Outside the capital, Madrid, is a complex of the fascist era and the former burial of dictator Francisco Franco.

 Confirming the plan, Deputy Prime Minister Carmen Callo wrote on Twitter: “Preserving the memory is not only a renovation of past actions but also a building of democracy in the present and in the future.”

An estimated 100,000 people who died in the war are buried in unmarked graves across the country.

 The valley of the valley was originally only for the bodies of those who had fought alongside Franco against the republic.

But in 1959 the remains of many Republican opponents from across Spain were moved there.

The complex remained a place of pilgrimage for fascists and other supporters of Franco, until the dictator’s remains were removed and buried in a discreet family plot outside of Madrid in 2019.

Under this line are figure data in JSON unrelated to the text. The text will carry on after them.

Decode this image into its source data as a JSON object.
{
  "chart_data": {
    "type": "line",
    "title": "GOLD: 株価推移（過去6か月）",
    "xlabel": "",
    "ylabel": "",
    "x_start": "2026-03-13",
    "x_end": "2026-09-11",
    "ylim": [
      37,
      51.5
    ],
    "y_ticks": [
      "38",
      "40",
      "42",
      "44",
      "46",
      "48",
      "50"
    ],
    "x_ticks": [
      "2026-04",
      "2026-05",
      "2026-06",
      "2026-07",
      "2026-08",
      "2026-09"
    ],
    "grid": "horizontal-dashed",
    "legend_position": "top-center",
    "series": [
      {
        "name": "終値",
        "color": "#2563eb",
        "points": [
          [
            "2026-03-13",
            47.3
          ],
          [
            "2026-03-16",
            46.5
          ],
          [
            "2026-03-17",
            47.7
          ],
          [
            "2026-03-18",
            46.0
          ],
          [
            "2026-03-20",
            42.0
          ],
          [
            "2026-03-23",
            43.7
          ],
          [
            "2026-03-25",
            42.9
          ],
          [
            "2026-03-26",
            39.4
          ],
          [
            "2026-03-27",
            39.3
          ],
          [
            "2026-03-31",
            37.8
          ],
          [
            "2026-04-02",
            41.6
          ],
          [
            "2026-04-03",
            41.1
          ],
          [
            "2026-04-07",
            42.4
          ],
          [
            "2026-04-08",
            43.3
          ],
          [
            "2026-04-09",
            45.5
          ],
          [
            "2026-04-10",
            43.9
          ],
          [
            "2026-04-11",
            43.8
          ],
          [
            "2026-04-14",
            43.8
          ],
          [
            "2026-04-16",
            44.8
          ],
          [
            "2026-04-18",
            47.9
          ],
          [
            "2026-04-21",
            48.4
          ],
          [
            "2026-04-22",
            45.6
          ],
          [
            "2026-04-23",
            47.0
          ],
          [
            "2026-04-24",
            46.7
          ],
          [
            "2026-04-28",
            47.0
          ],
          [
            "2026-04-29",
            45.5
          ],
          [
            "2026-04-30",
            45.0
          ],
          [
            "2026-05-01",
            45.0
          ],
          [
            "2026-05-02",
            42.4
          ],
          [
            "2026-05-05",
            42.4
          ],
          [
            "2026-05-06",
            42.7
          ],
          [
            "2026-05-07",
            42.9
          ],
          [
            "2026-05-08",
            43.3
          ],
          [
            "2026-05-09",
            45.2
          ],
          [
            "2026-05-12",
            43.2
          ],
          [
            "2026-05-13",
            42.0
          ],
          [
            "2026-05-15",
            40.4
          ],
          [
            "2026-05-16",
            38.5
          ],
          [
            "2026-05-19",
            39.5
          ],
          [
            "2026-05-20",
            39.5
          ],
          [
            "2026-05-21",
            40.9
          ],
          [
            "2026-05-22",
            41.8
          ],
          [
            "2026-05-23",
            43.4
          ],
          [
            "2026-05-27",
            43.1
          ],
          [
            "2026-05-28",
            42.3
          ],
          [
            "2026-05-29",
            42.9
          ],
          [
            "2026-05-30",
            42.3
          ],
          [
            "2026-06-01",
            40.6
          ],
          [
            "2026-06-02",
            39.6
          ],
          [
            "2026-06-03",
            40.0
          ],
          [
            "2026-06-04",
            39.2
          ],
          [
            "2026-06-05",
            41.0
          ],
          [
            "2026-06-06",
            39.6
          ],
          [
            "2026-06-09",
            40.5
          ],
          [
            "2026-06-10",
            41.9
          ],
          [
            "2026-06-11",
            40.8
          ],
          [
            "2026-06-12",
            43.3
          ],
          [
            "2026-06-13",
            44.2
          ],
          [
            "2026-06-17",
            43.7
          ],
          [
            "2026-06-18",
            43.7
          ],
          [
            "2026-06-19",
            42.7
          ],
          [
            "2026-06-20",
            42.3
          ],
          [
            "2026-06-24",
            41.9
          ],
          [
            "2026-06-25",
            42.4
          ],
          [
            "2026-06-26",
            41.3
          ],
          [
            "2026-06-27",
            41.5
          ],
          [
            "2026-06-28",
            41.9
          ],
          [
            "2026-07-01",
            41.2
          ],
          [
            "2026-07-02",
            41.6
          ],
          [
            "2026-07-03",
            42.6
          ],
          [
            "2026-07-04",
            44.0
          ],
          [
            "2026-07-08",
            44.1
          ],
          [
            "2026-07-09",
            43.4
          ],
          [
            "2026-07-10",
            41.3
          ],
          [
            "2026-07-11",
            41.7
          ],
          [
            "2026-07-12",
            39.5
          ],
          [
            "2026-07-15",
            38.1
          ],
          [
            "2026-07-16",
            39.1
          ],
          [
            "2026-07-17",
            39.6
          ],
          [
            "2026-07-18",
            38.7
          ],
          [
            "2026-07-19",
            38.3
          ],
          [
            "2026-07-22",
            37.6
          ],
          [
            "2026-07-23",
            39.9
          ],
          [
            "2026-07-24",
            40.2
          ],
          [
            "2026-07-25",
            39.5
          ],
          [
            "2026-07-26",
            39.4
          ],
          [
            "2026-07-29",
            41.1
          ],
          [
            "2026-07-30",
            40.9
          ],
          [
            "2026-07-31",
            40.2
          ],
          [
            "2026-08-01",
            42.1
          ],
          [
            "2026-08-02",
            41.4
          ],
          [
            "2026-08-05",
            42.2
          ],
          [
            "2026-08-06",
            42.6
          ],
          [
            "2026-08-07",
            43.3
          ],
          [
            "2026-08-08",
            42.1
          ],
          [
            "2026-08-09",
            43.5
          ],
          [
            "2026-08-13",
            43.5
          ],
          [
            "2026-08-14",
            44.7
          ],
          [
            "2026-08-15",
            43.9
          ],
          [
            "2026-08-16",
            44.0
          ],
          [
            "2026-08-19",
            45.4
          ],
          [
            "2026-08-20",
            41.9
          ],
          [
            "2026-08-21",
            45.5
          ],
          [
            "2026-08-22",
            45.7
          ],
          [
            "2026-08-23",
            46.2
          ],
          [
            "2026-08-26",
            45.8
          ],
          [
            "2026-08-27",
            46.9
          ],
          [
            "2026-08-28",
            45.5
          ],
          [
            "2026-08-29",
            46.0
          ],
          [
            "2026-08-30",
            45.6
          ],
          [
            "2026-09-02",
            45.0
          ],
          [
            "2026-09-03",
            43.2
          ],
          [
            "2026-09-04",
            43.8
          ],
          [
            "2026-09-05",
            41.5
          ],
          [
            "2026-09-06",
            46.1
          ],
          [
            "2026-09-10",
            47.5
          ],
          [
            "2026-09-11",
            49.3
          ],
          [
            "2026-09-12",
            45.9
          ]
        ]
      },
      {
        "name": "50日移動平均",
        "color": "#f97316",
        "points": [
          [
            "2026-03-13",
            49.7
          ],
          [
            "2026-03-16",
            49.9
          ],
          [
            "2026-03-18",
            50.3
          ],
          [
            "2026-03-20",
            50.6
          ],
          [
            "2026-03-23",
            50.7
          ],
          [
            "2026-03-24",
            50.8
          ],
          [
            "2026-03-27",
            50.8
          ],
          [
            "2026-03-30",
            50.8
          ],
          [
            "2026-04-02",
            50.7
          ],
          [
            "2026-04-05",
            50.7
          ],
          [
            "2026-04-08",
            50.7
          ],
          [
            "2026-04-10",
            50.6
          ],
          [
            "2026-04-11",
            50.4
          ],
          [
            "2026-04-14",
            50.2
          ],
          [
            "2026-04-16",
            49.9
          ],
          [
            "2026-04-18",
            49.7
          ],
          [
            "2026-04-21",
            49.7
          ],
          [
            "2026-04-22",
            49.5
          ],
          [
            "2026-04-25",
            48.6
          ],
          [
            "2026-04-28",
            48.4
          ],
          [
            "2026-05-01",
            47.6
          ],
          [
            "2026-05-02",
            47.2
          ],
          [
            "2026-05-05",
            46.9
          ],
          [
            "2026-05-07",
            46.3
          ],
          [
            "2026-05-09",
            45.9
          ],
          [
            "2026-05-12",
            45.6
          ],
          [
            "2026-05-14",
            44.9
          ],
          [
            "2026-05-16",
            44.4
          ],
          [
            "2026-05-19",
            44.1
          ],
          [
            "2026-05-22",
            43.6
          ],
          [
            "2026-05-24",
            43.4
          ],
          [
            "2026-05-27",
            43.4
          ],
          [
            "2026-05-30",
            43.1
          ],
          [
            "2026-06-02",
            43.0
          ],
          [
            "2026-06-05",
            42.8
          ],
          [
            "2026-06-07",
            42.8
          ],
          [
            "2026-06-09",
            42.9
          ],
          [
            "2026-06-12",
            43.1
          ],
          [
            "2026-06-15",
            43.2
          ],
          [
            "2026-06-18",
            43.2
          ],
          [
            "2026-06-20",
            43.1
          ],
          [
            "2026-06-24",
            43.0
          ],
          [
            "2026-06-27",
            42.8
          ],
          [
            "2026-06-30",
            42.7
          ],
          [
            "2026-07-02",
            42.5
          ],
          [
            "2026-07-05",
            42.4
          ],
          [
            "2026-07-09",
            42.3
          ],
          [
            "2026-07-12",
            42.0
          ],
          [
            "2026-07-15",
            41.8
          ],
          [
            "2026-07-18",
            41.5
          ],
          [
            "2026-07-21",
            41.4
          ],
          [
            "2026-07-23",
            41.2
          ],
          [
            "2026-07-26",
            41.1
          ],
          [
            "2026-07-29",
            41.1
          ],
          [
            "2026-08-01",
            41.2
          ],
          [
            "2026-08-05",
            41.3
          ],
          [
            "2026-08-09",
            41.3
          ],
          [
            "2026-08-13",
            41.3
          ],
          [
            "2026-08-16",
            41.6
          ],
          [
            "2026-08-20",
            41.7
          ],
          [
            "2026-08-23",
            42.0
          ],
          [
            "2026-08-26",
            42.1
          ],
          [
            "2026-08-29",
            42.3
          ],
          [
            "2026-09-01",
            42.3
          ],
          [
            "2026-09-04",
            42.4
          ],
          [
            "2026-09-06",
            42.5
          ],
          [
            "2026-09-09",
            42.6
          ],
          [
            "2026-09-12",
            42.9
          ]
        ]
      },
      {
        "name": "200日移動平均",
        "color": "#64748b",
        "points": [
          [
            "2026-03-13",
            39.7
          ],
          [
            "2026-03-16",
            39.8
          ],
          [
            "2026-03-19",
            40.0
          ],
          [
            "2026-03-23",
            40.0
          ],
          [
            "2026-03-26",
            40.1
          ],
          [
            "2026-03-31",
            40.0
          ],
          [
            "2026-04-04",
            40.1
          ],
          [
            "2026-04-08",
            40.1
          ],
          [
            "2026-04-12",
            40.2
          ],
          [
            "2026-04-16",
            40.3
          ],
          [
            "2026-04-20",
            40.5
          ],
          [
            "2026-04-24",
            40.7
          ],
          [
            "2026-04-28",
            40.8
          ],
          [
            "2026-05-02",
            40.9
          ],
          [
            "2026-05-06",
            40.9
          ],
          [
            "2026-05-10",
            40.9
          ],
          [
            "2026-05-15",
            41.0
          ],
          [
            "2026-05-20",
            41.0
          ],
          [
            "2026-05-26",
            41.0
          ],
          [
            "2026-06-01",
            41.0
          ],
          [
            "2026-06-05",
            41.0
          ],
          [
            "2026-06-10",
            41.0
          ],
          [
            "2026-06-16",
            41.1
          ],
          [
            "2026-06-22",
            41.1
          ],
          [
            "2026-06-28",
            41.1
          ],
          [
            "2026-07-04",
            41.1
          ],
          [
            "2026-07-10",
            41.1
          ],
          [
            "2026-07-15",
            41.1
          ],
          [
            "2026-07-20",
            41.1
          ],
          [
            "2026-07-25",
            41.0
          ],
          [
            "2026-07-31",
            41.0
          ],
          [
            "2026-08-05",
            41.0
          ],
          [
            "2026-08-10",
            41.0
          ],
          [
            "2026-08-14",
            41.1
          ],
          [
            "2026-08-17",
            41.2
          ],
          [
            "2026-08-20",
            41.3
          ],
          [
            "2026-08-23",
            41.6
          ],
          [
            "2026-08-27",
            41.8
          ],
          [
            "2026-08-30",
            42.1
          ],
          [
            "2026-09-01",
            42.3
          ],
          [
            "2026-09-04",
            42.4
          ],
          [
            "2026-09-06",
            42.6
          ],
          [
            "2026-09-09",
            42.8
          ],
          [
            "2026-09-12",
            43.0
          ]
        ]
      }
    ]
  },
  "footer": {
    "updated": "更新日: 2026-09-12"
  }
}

But this tomb is still there, which is a symbol of anti-democracy that should have long ago been removed, reported DW.

The irony of history is that the basilica and mausoleum were partially built between 1940 and 1959 by forced labor of political prisoners.

 The Spanish Civil War was fought from 1936 to 1939. Republicans loyal to the left-leaning Popular Front government of the Second Spanish Republic, in alliance fought against a revolt by the nationalists, an alliance of monarchists, conservatives and traditionalists, led by a military group among whom General Francisco Franco soon achieved a preponderant role.

Historian say, “due to the international political climate at the time, the war had many facets and was variously viewed as class struggle, a war of religion, a struggle between dictatorship and republican democracy, between revolution and counterrevolution, and between fascism and communism”.